Pourtant, dès le prologue, on nous explique que l'auteure a écrit ce récit dans le but qu'il soit lu, pour se libérer de la douleur qu'elle ressent depuis longtemps, mais aussi pour aider peut-être d'autres personnes, qui comme elle, ont subi cela.
Dès les premières pages, l'auteure, de son pseudonyme Arielle Caisne, nous prévient d'emblée que ce livre est destiné aux adultes, car ses mots seront durs, parfois crus et qu'ils peuvent donc choquer les plus jeunes. Mais ce ton froid, et l'emploi de certains mots forts sont nécessaires je pense, pour nous montrer et nous faire prendre conscience réellement de ce qu'elle a subi à partir de l'âge de six ans, au quotidien et pendant des années.
Arielle Caisne, fille unique, a grandi seule. Elle est souvent délaissée par ses parents et surtout par sa mère, souvent absente du foyer familial, qui était une femme froide et qui manquait cruellement d'amour maternel. Elle n'était pas non plus proche de son père, un homme qu'elle décrit comme lâche et qui préférait passer son temps secrètement chez la voisine.
Elle se lie alors d'amitié avec son jeune voisin de 16 ans. C'est avec toute l'innocence et la naïveté d'une enfant qu'elle fait confiance à ce jeune homme, qu'elle considère comme le frère qu'elle n'a jamais eu, et qui malheureusement va devenir son bourreau. "L'hideu"comme elle l'appelle, ce monstre inhumain qui n'a donc pas le droit d'avoir un nom, va lui faire subir les pires horreurs, lui faire mal, aussi bien physiquement que mentalement, et cela pendant de nombreuses années.
Après avoir vécu ce traumatisme, la vie ne sera plus jamais la même pour Arielle qui se sent sale, honteuse et désemparée. Dans le roman, le fait qu'elle se compare à une ortie, une plante désagréable, gênante, qui pousse seule, montre l'image néfaste qu'elle a d'elle même et toute la tristesse qu'elle ressent. Comment se construire, grandir, quand on a été privé d'enfance? Apeurée, elle n'a jamais osé parler, avouer toute la vérité à un adulte. Ces grandes personnes qui la laissaient souvent seule et ne voyaient rien.

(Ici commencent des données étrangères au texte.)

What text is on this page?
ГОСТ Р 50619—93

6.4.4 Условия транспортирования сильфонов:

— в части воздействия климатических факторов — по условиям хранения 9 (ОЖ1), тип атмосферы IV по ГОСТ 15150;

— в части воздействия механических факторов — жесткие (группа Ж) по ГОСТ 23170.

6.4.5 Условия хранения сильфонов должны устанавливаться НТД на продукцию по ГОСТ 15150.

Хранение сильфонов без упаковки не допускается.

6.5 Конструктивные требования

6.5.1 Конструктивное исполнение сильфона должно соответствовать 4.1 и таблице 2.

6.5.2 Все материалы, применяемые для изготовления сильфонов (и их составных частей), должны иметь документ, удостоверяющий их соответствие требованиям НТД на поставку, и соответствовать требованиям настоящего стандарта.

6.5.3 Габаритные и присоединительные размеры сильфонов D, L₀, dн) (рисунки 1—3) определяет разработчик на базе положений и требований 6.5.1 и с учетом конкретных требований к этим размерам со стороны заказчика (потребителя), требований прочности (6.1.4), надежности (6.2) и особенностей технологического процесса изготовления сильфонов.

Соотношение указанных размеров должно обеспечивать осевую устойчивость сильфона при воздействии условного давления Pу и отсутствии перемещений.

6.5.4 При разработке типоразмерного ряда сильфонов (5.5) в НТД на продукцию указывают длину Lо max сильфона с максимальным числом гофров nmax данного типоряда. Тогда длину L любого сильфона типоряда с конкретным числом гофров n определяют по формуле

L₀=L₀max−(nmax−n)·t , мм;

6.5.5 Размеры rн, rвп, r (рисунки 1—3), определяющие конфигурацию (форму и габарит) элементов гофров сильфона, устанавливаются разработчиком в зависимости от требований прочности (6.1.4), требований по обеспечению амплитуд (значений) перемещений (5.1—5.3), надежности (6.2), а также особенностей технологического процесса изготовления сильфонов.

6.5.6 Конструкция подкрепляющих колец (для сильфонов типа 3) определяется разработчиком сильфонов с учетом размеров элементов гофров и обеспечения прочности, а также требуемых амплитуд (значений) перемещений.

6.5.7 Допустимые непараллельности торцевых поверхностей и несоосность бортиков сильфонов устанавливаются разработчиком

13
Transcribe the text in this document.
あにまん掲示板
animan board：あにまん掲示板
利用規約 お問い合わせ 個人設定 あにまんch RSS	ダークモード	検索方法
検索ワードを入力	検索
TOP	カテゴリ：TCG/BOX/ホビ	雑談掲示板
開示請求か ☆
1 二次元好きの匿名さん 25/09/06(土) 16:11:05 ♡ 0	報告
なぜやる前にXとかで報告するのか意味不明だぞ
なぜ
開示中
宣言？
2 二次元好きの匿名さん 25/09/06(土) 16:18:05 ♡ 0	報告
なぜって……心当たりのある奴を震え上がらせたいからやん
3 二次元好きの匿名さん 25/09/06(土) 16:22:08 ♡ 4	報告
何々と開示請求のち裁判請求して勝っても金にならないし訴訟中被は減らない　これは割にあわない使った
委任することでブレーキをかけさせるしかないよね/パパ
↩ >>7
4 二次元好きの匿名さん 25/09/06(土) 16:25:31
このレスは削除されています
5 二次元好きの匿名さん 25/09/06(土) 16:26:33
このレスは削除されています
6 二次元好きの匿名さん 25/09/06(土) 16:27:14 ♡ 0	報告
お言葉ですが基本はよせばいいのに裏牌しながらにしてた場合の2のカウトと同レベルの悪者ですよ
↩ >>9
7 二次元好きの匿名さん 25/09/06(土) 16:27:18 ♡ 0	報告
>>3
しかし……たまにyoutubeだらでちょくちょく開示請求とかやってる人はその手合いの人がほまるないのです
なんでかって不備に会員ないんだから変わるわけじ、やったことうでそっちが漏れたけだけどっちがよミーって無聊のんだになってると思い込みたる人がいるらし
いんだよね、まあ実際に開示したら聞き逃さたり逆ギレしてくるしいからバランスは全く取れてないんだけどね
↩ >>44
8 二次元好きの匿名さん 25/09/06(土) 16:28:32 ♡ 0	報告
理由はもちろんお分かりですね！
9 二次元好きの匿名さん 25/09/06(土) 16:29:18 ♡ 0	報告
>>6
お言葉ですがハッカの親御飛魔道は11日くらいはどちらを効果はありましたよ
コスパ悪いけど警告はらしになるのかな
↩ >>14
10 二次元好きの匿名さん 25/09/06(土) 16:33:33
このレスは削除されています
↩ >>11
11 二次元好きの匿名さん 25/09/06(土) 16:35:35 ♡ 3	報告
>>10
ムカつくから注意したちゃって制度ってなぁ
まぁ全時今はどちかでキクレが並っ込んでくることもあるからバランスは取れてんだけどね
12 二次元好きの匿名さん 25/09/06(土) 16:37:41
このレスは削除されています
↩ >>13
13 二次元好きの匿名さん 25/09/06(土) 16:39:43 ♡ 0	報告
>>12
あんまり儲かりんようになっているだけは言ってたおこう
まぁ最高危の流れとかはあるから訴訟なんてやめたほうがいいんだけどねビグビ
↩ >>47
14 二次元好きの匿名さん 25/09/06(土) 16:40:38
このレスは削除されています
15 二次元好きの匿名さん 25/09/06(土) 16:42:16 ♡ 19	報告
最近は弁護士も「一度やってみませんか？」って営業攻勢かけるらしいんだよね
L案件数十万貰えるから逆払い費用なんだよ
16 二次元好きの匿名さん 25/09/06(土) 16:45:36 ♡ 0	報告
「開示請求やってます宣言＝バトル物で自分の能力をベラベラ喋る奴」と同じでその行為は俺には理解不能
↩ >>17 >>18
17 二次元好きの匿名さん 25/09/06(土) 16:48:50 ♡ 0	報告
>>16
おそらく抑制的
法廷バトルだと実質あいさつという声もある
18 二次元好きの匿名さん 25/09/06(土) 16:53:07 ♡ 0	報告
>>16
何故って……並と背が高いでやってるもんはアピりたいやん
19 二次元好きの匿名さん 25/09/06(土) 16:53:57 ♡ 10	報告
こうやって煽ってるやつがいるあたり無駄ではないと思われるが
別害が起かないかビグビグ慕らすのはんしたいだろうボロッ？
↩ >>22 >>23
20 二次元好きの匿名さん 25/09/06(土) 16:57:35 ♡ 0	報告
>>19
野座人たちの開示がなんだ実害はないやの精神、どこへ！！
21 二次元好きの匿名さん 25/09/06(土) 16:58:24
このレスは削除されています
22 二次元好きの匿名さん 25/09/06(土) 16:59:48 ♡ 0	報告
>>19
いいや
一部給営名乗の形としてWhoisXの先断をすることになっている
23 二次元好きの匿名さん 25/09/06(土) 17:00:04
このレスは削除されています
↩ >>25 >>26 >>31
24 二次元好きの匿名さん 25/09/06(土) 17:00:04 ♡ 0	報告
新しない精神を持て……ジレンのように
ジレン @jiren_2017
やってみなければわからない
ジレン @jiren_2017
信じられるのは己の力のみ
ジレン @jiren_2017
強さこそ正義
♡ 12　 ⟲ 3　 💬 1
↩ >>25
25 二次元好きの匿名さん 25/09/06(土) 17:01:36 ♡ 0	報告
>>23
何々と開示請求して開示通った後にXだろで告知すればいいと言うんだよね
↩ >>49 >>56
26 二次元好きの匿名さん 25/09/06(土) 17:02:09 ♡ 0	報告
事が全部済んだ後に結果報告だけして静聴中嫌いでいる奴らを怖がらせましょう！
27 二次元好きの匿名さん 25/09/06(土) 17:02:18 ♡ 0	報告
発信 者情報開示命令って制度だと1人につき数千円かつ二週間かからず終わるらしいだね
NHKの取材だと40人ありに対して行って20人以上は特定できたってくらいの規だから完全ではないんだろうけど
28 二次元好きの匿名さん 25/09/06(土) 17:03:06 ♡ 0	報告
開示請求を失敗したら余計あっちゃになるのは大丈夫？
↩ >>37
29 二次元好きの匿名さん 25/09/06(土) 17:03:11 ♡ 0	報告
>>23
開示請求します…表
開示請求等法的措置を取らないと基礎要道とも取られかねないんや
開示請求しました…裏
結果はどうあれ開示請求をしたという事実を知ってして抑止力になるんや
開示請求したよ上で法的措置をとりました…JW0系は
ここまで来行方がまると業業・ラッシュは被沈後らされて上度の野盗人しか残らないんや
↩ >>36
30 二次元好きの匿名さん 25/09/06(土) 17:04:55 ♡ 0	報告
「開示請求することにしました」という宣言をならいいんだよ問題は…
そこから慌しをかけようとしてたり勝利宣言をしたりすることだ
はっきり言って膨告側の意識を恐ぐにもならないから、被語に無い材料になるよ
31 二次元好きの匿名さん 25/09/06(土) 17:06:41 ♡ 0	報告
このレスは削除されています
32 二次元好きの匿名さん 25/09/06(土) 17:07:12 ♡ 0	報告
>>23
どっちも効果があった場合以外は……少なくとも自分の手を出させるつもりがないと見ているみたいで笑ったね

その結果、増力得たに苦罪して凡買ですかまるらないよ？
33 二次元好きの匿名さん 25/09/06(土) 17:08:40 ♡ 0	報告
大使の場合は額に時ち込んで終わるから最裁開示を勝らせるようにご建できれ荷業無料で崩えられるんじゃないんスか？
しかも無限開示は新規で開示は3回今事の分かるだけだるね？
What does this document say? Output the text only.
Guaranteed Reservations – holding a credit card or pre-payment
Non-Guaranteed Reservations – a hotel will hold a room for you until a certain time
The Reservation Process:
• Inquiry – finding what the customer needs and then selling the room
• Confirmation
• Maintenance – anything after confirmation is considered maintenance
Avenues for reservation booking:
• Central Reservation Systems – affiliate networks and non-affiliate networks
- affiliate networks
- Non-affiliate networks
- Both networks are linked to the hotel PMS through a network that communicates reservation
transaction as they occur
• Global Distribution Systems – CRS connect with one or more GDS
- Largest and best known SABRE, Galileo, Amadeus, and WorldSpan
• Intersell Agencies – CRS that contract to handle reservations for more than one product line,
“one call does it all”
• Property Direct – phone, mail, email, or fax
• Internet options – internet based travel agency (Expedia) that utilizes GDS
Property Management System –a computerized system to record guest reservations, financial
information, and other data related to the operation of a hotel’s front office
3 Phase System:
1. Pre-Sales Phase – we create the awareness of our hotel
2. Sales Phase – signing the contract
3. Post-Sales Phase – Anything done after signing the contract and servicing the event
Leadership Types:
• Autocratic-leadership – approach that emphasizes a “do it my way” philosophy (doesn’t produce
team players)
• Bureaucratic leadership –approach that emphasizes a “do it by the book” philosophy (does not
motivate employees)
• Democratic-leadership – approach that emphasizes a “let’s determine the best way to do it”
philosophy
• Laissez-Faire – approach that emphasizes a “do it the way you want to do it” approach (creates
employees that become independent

On sent qu'elle ressent beaucoup de rancœur vis à vis d'eux, mais surtout vis à vis de sa mère, qu'elle appelle "l'Adulte", qui n'a pas su la protéger et qui l'a abandonné.
C'est un roman poignant sur l'enfance détruite d'une petite fille qui a connu l'horreur et qui n'a trouvé personne à qui se confier.
Pourtant, malgré la détresse dans laquelle elle reste plongée durant des années, plus-tard elle fonde une famille. Elle exprime aujourd'hui son envie d'aimer et d'offrir une enfance heureuse à ses enfants, selon toute vraisemblance elle a manqué.
Mais comment continuer à vivre normalement? Comment accorder de nouveau sa confiance à quelqu'un, un homme qui plus est? Comment être heureuse et sourire à nouveau, quand on a ce mal-être ancré en soi?
Ainsi, elle avoue avoir du mal à montrer ce qu'elle ressent et à gérer ses émotions au quotidien, le simple fait de jouer avec ses enfants n'est pas évident . Bien qu'aujourd'hui son malaise est toujours présent, on ressent surtout un soulagement de sa part de pouvoir enfin se libérer du poids qui lui pèse sur le cœur, de ces années de torture et de soumission qu'elle a enduré dans le silence. Elle nous confie également qu'elle s'en veut de ne pas avoir réagi, de ne pas avoir eu le courage de crier ou d'avouer. Mais qu'aurait pu faire une enfant face à un adolescent qui la menaçait de la tuer si elle parlait?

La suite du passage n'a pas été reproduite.